Intuition can be of great help when making decisions, and as a writer, you may find that intuition plays a huge role in where you want to take your story and what you want to write. However, when you self-publish, you will find that you are part writer and part small business person who now has to think of your book as a product to be marketed and sold. Since the decisions you will make as a publisher will impact how well you are able to generate sales for your book, you now need to identify how productive intuition is and how much you can afford to make decisions based on this abstract concept.

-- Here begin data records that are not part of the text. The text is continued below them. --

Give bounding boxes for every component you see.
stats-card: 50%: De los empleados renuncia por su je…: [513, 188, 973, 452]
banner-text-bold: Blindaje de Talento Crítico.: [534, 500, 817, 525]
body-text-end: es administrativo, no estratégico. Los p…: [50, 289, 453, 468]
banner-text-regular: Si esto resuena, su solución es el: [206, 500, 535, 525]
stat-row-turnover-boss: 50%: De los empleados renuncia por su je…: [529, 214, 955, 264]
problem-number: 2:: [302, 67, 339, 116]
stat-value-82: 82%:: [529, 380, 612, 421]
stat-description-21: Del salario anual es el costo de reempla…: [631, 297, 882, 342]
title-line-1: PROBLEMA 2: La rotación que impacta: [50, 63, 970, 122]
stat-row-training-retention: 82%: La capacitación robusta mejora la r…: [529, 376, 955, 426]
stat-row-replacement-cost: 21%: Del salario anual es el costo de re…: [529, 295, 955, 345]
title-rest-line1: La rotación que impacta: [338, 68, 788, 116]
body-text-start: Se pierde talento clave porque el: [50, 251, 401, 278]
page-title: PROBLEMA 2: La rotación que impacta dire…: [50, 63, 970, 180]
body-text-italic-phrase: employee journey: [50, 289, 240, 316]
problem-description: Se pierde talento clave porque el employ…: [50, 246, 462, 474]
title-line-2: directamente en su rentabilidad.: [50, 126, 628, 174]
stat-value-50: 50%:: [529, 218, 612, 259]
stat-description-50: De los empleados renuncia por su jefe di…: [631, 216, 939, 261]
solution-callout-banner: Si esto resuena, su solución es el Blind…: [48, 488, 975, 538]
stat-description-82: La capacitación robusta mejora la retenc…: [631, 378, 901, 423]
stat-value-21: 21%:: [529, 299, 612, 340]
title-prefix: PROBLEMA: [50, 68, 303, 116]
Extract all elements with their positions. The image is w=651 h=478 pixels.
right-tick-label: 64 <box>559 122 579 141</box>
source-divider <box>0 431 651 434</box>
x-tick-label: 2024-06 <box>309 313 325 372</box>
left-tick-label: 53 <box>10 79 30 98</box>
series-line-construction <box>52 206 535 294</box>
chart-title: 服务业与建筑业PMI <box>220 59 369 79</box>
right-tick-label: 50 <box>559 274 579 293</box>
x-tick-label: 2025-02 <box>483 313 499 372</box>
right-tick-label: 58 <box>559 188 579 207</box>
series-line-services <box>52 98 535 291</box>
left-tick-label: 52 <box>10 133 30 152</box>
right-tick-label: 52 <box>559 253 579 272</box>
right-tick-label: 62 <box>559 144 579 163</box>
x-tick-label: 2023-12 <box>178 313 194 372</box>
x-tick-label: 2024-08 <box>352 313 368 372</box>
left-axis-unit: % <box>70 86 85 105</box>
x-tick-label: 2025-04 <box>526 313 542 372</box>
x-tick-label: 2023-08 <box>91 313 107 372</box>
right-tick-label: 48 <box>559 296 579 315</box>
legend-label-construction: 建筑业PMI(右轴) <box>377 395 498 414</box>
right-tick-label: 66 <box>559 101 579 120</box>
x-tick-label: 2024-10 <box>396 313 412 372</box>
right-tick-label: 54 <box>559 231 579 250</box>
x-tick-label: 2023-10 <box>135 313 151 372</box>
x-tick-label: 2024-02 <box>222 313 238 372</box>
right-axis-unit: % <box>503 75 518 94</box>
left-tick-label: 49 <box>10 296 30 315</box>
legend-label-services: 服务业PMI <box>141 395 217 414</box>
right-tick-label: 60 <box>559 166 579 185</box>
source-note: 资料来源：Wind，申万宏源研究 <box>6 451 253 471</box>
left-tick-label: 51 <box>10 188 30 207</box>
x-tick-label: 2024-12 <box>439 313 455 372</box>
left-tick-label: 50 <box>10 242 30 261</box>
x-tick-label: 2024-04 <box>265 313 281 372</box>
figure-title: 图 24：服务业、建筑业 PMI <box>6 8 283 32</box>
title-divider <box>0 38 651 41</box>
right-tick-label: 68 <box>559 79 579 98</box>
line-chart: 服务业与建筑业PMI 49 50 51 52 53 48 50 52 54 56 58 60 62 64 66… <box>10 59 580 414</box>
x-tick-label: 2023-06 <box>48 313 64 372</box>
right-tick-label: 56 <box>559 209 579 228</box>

Trusting your gut feeling is allowed when making business decisions but it should be backed up by solid business steps. Here are some things to consider:
Prove your intuition
One way to prove whether or not your intuition is helping you on a marketing front is to test it. You can test your business sense by going against your inner voice and seeing how well those instances work for you from a purely analytical business standpoint. However, many business people who allow themselves to be guided by intuition might say that they do so after they have thoroughly examined the facts and figures before allowing themselves to feel what the next move should be. Either way, proving your intuitive voice could be very helpful in putting your work on the market.
One of the issues with intuition is that it can rely on patterns obtained from previous experiences and this can be a misplaced guide in publishing when you may not have encountered a particular pattern before. This can be especially true if you are a first-time publisher.
Have a plan
One problem that might hinder you from becoming a successful self-published author is the mistake of only having a plan that serves you as a writer. After all, in essence that is what you are -- a writer, and the business bit might not come naturally. However, even when relying on intuition to get you through, you need to have a long-term plan guided by strategic objectives that are flexible enough to be achievable through multiple options.
Planning ahead should be a 5-year forecast of how to achieve your best revenues from the projects you have either completed, have in the works, or that you foresee yourself achieving and then, with solid business facts, put your gut to work.